Similarly, Cowen points out that Navaho weavers hardly have a culturally pure product. Their dazzling geometric designs were not indigenous to the Navaho culture, but were borrowed from the ponchos of Spanish shepherds living in northern Mexico, designs which the Spanish had adapted from the Moors. Moreover, once machine-spun yarn and chemical dyes became available, the Navaho eagerly experimented with and began using them.
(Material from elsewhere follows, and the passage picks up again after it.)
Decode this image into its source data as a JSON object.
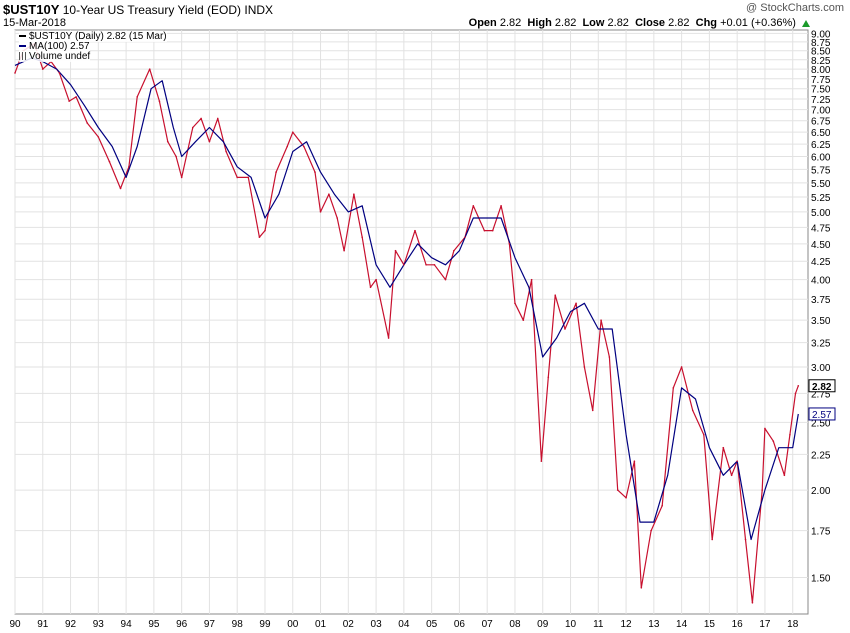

So the notion that there are “authentic” cultures turns out to be erroneous. But even if we arbitrarily denominate the current cultures of China, Trinidad, the Navaho, etc. as “pure,” so what? Does it follow that Western antiglobalists are doing those people a favor in trying to protect them against contamination from Western influences? Cowen has no patience for that argument, writing that “poorer societies should not be required to serve as diversity slaves.” That’s what the elitist position comes down to. People in all those exotic places with their quaint, “authentic” cultures should be denied the opportunity to adopt aspects of Western culture that they would like, in order that some elitists can bask in the warm glow of knowing that they have helped protect against the ravages of capitalism.

Besides its resounding call for a laissez-faire approach to culture, Creative Destruction has a delightful side dish for the reader: some embarrassing truths about one of the most overrated men of the 20th century, namely Gandhi. Gandhi railed against Indian purchases of British textiles, calling them “defiling,” and “our greatest outward pollution.” He insisted that Indians, no matter how poor, to burn their foreign garments. Evidently, Gandhi regarded Indian weaving as “authentic” and foreign textiles as somehow a desecration of Indian culture. Cowen has sport in pointing out that “Western technologies provided critical pieces of the economic network behind Indian handweaving.” Gandhi comes off like a cranky authoritarian.

Antiglobalist windbags need “issues” to grumble about. The supposed destruction of native cultures is one of those issues. Thanks to Tyler Cowen for showing that it’s nothing but hot air.